The Best Multigrain Bread Ever

multigrain breadIf I had to choose only one food to eat for the rest of my life it would be bread, hands down. The anticipation of a slice of good toast gets me out of bed in the morning. I actually get excited about the prospect of crusty bread dipped in olive oil and balsamic. The smell of fresh bread baking is the ultimate comfort. I love bread of all types… crusty artisan loaves, plain white homemade bread, baguettes, foccacia, tortillas, pitas, and I’ve learned to make them all. Undoubtedly this factor has contributed to the the few extra pounds I lug around.

I try to eat reasonably healthy, so I only make white breads as a treat now and then. Multigrain bread has become my go-to recipe. Surprisingly, it wasn’t an easy recipe to settle on. My first several attempts at making a multigrain bread resulted in loaves that were overly dense, didn’t rise well. They also tasted a little too much like granola and didn’t really satisfy my cravings. Unable to find a recipe that really worked for me, I decided some experimentation was in order. What I finally settled on was an adaptation of a recipe in my favourite book of all time, The Joy of Cooking. That recipe for Cracked-Wheat Bread actually suggests trying other cereals, so try them I did. What I ended up with is a recipe that I’ve been using for years.

Ingredients are everything!

I like to use the 12 Grain cereal from Speerville Flour Mill in this bread. If you don’t like a bit of crunch you can throw the cereal in a food processor and whiz it for a sec. Don’t make it too fine or the bread will become heavy. I also have the luxury of using my own fresh raw goat milk and our old-fashioned maple syrup, cooked over a smoky fire. I think both these ingredients give the bread a little something special.

Get your hands in there

Patience is definitely a virtue with this recipe. Getting the amount of flour in the bread exactly right is an art, not a science. Not quite enough flour and this bread sinks when it bakes. Too much flour and it has a hard time rising. The dough must be soft, but not at all sticky. If you use a mixer to knead it, be sure to take it out and knead it a few times by hand before starting the rise. Only by working the dough with your hands will you truly get a feel for the proper consistency.

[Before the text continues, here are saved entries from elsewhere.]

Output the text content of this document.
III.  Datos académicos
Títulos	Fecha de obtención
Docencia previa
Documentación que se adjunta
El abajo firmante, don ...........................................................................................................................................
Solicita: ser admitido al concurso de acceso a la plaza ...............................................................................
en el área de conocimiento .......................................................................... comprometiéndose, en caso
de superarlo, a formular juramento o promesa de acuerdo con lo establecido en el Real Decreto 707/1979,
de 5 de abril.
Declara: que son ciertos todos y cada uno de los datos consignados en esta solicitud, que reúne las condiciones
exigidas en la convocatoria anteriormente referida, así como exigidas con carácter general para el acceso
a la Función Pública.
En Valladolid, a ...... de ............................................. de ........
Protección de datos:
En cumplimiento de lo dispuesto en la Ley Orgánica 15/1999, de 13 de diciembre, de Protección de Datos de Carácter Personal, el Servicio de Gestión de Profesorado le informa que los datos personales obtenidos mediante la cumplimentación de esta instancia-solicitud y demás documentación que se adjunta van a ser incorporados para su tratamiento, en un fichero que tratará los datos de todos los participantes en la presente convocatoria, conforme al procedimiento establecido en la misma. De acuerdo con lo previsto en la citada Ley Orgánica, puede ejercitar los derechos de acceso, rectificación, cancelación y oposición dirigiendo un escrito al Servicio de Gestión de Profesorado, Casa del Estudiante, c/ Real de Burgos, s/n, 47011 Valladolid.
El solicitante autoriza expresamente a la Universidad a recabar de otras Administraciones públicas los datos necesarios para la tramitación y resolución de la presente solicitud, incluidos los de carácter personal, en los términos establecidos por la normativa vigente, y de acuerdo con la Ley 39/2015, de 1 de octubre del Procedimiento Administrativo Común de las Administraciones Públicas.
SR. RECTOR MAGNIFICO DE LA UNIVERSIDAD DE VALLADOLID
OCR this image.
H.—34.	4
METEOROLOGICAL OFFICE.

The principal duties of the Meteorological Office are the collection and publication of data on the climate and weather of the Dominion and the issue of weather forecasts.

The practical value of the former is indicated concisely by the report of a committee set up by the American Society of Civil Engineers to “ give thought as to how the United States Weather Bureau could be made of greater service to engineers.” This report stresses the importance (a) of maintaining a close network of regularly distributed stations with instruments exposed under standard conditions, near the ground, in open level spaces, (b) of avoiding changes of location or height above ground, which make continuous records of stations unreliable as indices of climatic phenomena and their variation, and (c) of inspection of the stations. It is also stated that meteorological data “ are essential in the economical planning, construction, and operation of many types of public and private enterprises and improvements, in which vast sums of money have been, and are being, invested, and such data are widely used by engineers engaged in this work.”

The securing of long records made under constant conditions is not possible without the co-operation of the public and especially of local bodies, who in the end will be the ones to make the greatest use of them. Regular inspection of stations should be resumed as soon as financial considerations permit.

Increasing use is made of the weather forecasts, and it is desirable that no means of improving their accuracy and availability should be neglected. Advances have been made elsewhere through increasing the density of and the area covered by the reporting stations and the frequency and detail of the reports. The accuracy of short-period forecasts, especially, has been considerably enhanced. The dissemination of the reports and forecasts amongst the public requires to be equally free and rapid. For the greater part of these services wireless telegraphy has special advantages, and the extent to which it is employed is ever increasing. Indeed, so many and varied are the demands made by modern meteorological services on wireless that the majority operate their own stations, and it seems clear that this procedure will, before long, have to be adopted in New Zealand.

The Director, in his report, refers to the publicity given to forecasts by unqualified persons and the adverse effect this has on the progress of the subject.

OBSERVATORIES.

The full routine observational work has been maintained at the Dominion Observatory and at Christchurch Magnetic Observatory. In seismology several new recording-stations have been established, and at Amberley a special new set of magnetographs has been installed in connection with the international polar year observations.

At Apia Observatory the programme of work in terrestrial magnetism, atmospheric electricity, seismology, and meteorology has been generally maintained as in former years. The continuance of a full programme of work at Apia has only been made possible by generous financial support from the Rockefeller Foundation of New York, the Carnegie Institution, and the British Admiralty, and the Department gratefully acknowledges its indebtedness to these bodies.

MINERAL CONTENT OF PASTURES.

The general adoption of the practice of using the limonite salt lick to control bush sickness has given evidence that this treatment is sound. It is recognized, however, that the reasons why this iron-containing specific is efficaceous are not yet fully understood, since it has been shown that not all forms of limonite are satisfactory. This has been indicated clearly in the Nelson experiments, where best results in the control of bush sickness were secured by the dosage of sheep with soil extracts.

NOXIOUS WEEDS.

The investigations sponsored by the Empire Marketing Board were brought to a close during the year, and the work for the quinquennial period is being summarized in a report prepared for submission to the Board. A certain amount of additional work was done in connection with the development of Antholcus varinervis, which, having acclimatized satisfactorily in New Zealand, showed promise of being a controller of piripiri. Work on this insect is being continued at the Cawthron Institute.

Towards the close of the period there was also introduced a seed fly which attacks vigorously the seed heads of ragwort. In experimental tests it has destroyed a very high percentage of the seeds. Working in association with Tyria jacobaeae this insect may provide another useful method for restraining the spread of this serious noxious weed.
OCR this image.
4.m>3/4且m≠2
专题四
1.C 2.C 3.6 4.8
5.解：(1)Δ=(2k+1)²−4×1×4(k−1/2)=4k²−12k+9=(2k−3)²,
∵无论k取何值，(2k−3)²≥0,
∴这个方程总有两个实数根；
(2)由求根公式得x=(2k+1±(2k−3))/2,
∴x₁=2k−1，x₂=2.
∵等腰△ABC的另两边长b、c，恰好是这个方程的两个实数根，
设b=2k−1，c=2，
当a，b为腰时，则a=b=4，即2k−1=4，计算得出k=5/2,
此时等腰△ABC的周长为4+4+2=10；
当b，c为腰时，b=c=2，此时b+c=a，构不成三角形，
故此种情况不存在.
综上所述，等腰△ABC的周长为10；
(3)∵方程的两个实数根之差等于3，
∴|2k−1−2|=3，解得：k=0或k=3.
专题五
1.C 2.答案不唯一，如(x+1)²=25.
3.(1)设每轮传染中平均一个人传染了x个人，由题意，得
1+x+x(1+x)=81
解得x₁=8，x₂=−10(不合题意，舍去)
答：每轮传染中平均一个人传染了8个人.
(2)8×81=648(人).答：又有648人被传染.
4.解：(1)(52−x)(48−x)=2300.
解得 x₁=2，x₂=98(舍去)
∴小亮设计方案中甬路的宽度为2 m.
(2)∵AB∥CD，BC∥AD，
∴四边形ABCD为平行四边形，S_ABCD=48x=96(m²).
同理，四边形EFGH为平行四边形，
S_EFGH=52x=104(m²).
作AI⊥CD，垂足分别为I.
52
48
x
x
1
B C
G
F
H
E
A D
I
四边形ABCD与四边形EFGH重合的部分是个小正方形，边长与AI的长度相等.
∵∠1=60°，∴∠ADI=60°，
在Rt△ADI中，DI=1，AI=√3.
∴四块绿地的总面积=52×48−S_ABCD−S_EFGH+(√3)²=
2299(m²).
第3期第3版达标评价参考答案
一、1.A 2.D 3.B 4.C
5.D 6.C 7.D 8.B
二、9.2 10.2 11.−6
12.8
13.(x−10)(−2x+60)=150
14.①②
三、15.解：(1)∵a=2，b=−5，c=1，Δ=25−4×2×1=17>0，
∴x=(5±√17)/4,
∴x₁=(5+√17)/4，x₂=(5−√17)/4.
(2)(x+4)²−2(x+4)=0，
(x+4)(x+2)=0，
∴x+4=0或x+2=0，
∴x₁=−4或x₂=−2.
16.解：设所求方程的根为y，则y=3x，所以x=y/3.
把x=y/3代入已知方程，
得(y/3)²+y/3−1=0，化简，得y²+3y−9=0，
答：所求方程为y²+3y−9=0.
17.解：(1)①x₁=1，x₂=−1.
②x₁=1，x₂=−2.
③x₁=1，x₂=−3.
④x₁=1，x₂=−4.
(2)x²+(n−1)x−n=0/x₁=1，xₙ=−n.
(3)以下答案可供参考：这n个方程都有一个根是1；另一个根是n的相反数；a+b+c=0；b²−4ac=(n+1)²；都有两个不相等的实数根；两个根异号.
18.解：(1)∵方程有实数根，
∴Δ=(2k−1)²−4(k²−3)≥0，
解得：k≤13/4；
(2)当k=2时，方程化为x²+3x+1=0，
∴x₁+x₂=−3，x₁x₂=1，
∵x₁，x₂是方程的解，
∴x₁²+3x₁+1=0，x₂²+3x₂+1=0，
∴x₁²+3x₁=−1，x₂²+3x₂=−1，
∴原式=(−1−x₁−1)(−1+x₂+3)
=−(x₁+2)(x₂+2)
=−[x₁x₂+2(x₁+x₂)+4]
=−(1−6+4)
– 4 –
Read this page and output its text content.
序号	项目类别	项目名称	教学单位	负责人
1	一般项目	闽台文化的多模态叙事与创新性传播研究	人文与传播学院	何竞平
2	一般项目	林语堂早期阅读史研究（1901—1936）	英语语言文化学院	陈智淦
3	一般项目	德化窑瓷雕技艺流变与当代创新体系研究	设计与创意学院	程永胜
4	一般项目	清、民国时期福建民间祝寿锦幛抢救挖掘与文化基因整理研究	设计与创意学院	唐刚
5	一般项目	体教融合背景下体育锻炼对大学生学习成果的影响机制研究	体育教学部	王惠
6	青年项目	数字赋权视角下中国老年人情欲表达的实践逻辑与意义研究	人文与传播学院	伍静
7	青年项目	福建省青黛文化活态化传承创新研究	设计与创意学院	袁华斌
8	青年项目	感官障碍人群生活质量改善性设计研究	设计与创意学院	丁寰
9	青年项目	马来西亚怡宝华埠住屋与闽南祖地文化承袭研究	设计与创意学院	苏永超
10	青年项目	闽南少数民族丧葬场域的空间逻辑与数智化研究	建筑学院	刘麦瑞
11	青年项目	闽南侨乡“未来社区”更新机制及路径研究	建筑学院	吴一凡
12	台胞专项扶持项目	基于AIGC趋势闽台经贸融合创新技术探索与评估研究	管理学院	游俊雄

Although this bread is a little on the tricky side to make, it’s worth the effort to master. It’s one of the best all-purpose breads I’ve found, equally suited to breakfast toast, sandwiches, dipping, or just eating slathered in butter. It has a good constitution, it’s light and nutty, and it freezes well.  It also has a decent shelf life, not that it will last long. I usually put away 1/2 loaf as soon as it comes out of the oven. What can I say? I’m addicted.

 

Print Recipe
The Best Multigrain Bread Ever
A well-rounded grain-filled loaf suited to any meal.
multigrain bread
Course Bread
Cuisine Canadian
Prep Time 30 minutes
Cook Time 40 minutes
Passive Time 1.5 hours
Servings
loaves
Ingredients
Course Bread
Cuisine Canadian
Prep Time 30 minutes
Cook Time 40 minutes
Passive Time 1.5 hours
Servings
loaves
Ingredients
multigrain bread
Instructions
  1. Place 3 cups of water in a medium-sized pot with a heavy bottom. Bring to a boil over high heat.
  2. Stir the multigrain cereal into the boiling water and reduce the heat to medium. Cook the cereal, stirring frequently, until the water is absorbed and cereal resembles a thick porridge. Be sure to stir the bottom well as it cooks to prevent burning.
  3. Remove the cereal from the burner. Stir in butter, salt, maple syrup, molasses, and milk. Allow to cool slightly.
  4. Meanwhile, place the lukewarm water and yeast in a large mixing bowl or the bowl of a stand mixer. Let stand until the yeast is frothy.
  5. Stir the bran and one cup of all-purpose flour into the cereal.Add the cereal to the yeast and stir to blend.
  6. Gradually add the remaining all-purpose and whole wheat flour and stir until well incorporated. Either turn out the dough onto a floured surface and knead with your hands or use the dough hook on an electric stand mixer to knead. Work the dough until it comes together in a smooth ball, adding more all-purpose flour as necessary to achieve a dough that is soft but not at all sticky. The dough should hold a ball shape and not sag when it rests.
  7. Lightly grease a large mixing bowl and place the dough ball inside. Cover with plastic wrap and a clean dish towel. Place in a warm spot and allow to rise until doubled, at least 30-40 minutes.
  8. Punch the dough down in the bowl and tip out onto a lightly floured surface. Knead again for a couple of minutes, then divide into 4 equal pieces. Knead each piece into a ball and place seam side down in a greased bread pan. Each pan will have two balls.
  9. Spray two pieces of plastic wrap and lay them loosely over the bread pans. Cover with the clean towel again and place in a warm place. Allow to rise again until doubled, about 40 minutes.
  10. Preheat oven to 350°. Carefully remove towel and plastic from the bread, then place on the middle rack in the oven. Bake for 35-40 minutes. Bread is done when tapping the top produces a hollow sound.
  11. Remove bread from pans and place on a wire cooling rack. Allow to cool slightly (yeah, right!) before cutting. When completely cooled seal the bread in plastic bags.